Suriye meselesinin bir an önce çözüme kavuşması gerektiğini belirten Kurtulmuş, "ABD, 10 bin kilometre öteden bu işe müdahil oluyor, Avrupa ülkeleri de 4-5 bin kilometre öteden. Cerablus dediğiniz yer Türkiye'nin 2 kilometre, Kobani dediğiniz yerse 2-3 kilometre güneyi. Suriye ile 911 kilometre sınırımız var ve o sınırın öte tarafında olan her şey, Türkiye'yi birinci derecede etkiliyor" değerlendirmesinde bulundu.
“Türkiye, Suriye’deki siyasi istikrarsızlığın bedelini ödüyor”
Türkiye'nin, Suruç katliamından bu yana IŞİD'in, PKK'nın ve bazı başka örgütlerin tehdidi altında olduğunu ve bir güvenlik sorunu yaşadığını anımsatan Kurtulmuş, şöyle devam etti:
"Türkiye, bu güvenlik sorununu iki ölçekte yaşıyor. Birinci olarak, sınırımızın güneyinden Türkiye'ye taciz atışları yapılıyor. Burada çok sayıda vatandaşımız da hayatını kaybetti. Kilis füzelerle taciz edildi, halkımız büyük bir tedirginlik yaşadı. Ayrıca canlı bombalar ve bombalı araç saldırıları ile Türkiye'nin birçok şehrinde katliamlar yapıldı, İstanbul'da, Ankara'da, Elazığ'da ve en son Gaziantep'te çok ciddi şekilde katliamlar yapıldı. Bunların arkasında da DAEŞ ve PKK terör örgütlerinin olduğunu biliyoruz. Türkiye, Suriye sorununa müdahil olan diğer taraflardan farklı olarak Suriye'deki bu siyasi istikrarsızlığın bedelini bire bir ödeyen ülkelerin başında geliyor."
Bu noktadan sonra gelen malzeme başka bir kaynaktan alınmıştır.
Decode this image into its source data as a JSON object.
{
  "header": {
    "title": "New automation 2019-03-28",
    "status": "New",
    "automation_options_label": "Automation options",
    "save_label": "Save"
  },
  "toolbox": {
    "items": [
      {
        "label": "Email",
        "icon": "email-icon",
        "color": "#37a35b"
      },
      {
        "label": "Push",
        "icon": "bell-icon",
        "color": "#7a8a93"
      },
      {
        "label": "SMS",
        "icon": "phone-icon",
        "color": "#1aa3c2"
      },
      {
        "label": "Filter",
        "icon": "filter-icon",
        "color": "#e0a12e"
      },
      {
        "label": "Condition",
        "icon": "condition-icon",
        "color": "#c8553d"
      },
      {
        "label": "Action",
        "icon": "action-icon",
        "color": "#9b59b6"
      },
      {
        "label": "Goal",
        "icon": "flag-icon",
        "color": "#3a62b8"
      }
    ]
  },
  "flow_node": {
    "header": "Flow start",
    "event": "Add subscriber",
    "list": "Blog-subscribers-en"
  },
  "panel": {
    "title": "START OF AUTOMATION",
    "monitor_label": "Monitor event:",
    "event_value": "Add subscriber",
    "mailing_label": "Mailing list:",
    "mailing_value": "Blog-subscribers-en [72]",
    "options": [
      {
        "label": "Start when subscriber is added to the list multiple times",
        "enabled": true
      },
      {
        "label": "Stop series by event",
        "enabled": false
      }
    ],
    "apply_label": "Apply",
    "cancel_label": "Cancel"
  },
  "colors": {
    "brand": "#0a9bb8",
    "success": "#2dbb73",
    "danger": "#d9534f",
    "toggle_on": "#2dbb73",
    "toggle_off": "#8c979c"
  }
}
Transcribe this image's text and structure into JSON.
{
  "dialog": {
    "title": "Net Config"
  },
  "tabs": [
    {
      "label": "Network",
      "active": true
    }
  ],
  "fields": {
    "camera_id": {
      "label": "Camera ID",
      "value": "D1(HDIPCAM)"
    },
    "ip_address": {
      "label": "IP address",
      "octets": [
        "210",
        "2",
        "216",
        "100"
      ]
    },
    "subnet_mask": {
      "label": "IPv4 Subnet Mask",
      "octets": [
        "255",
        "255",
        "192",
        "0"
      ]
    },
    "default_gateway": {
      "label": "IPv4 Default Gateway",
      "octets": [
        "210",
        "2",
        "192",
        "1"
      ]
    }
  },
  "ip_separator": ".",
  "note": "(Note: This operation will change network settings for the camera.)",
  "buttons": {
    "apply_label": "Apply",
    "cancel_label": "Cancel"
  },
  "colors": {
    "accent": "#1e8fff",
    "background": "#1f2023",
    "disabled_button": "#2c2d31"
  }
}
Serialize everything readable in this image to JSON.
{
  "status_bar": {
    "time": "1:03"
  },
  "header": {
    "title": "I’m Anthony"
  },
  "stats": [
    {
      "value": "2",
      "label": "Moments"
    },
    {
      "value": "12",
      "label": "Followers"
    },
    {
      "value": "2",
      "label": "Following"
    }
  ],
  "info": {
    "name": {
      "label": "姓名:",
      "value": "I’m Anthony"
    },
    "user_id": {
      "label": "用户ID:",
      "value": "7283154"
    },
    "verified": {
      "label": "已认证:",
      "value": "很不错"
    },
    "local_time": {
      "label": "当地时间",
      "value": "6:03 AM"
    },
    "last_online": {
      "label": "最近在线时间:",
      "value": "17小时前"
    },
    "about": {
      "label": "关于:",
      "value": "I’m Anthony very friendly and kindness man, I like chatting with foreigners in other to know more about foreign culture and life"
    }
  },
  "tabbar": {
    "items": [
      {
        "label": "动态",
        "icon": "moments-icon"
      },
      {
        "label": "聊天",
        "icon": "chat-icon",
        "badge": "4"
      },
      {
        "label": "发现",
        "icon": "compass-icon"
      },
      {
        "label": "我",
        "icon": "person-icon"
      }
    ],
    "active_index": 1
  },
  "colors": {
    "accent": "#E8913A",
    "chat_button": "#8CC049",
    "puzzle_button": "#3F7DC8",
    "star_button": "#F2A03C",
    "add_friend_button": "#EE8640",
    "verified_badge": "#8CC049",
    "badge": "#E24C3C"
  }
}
“Tahammül edilemez bir noktaya gelindi”
Cerablus'taki gelişmelerin Türkiye açısından tahammül edilemez bir noktaya geldiğinin açık olduğuna değinen Kurtulmuş, başından beri koalisyon güçleri ve ABD ile olan mutabakatlarda Türkiye'nin, "Fırat'ın batısında hiçbir PYD unsurunun olmaması ve bu bölgede diğer terör örgütlerine müsamaha edilmemesi" konusunun altını çizdiğini belirtti.
“Operasyon, uluslararası hukuka uygun”
Türkiye'nin, Fırat Kalkanı operasyonuna ilişkin amacının sorulması üzerine Kurtulmuş, Türkiye'nin, IŞİD'e karşı Fırat Kalkanı operasyonu ile Cerablus'u emniyet altına aldığını bildirdi.
Ayrıca Türkiye'nin sınırlarında, sınır güvenliğini artıracak tedbirlerini artırdığına dikkati çeken Kurtulmuş, açıklamasını şöyle sürdürdü: "Böylece hem Türkiye için Suriye topraklarındaki gelişmelerin, güvenlik tehdidi oluşturmasının hem de Suriye politikamızın en önemli kırmızı çizgisi olan Suriye'nin toprak bütünlüğünün sağlanması bakımından, 911 kilometrelik alanın tek bir örgütün eline geçmesinin önüne geçilmeye çalışılıyor. Her ikisi de Türkiye için hayati önemde konular. Bu iki konuda uluslararası camia ile müttefik olarak çalışmalar sürdürülerek bu operasyonlar yapılmaktadır ve Türkiye bu operasyonları tamamen uluslararası hukuka uygun bir şekilde sürdürmektedir."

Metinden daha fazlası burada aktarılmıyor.